During cross-examination by Ms Gertrude Aikins, the Acting Director of Public Prosecutions, the witness said he did not know anything about the conversation that took place in ACP Boakye’s house.
He disagreed that Inspector Adabah could not have been part of the team that embarked on the operation to Big Ada because he was stationed at the Police Headquarters while those who went on the operation were from the Accra Regional Police.
“I am able to identify him (Inspector Adabah) because of the way he dresses,” the witness said.
According to the sequence of events as recorded in the diary of action, the police went to Big Ada but on reaching there, they realised that the funeral was being held at Kasei, where they proceeded to only to be informed that Sheriff left about 10 or 15 minutes earlier.
On Abass’s other witness, Chief Superintendent Joshua Tetteh Dogbeda, denied that the police had in their custody a man called Konu as was being claimed by the suspect.

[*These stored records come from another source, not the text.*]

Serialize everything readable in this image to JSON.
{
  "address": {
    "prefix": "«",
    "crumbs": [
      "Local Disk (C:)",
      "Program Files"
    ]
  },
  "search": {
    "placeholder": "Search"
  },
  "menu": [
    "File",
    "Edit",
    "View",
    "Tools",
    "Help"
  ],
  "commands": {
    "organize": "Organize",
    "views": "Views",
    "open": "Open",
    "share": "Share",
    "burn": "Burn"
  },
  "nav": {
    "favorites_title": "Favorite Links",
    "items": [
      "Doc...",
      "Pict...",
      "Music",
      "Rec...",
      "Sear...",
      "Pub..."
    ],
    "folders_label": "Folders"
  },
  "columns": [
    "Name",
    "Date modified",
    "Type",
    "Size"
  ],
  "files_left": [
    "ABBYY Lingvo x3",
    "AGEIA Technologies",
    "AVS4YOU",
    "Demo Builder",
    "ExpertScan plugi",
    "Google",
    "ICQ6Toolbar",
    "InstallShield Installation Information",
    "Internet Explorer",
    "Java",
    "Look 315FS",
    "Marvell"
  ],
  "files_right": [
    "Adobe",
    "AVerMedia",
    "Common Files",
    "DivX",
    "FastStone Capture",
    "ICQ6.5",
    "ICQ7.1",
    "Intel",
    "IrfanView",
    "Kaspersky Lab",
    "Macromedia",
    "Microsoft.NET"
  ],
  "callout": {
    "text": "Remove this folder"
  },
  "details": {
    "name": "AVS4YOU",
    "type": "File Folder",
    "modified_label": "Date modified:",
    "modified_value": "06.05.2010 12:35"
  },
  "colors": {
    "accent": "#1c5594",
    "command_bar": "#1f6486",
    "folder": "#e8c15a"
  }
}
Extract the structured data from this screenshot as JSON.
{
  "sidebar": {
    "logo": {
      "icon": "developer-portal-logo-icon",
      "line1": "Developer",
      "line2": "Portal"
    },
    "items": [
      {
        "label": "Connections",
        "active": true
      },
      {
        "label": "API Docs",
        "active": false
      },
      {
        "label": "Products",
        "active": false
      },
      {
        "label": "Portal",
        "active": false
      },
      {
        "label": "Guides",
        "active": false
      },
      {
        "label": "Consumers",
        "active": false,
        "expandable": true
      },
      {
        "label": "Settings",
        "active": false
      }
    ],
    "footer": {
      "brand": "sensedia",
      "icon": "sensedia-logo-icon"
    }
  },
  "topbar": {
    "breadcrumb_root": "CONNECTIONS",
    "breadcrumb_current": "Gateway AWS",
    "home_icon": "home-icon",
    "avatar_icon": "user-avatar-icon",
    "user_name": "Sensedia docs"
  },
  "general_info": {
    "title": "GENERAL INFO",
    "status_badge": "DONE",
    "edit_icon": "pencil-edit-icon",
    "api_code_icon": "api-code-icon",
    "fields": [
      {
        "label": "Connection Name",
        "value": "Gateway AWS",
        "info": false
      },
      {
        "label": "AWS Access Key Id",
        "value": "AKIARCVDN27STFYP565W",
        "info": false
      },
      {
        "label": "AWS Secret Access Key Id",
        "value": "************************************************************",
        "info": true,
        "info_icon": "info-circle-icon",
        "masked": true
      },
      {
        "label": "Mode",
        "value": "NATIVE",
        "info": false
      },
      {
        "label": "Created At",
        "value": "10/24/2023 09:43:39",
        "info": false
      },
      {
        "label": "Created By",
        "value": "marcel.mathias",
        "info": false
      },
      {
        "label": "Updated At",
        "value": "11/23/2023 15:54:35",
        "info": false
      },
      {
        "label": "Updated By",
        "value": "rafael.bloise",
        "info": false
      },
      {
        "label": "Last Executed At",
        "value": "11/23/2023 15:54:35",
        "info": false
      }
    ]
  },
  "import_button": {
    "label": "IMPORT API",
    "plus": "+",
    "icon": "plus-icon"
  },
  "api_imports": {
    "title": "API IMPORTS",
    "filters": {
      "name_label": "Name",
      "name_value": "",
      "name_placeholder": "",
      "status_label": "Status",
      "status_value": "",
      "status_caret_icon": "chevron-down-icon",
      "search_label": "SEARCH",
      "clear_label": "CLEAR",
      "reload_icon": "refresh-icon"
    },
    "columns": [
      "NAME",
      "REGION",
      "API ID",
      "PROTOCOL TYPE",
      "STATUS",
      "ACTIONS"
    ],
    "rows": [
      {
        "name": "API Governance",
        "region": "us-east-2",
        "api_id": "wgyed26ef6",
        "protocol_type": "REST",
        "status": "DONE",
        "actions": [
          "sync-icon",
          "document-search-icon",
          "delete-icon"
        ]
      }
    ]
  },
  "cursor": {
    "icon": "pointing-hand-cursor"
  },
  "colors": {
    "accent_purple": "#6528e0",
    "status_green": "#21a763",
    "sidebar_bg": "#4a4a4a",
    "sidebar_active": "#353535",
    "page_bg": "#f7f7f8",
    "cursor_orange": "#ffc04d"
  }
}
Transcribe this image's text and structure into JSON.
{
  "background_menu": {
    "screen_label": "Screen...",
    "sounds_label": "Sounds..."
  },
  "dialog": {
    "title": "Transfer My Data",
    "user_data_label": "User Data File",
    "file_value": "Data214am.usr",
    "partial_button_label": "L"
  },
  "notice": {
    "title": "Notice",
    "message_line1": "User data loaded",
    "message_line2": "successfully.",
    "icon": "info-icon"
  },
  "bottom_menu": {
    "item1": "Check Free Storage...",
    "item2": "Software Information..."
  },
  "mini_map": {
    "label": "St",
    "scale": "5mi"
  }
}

He said it was rather Gonu, who was arrested in Accra with other suspects and brought to Tema in connection of the murder of Nii Quartey.
That was after counsel for Alhaji Issa Abass had informed the court that his client’s witnesses were scared of testifying because one of them had been arrested.
Following that explanation, the court said that it did not know whether Alhaji Abbas did not pronounce Gonu well or not and if he appeared to be the same identity, then he was in lawful custody.
Alhaji Abass, in his evidence-in-chief on July 24, 2007 , told the court that Konu was a potential witness in the case but he was arrested after he had informed the court in his (Abass’s) evidence that Konu and another potential witness, Nana Yaw, were present when the police allowed Sheriff Asem Dakeh, the importer of the 77 parcels of cocaine, to abscond.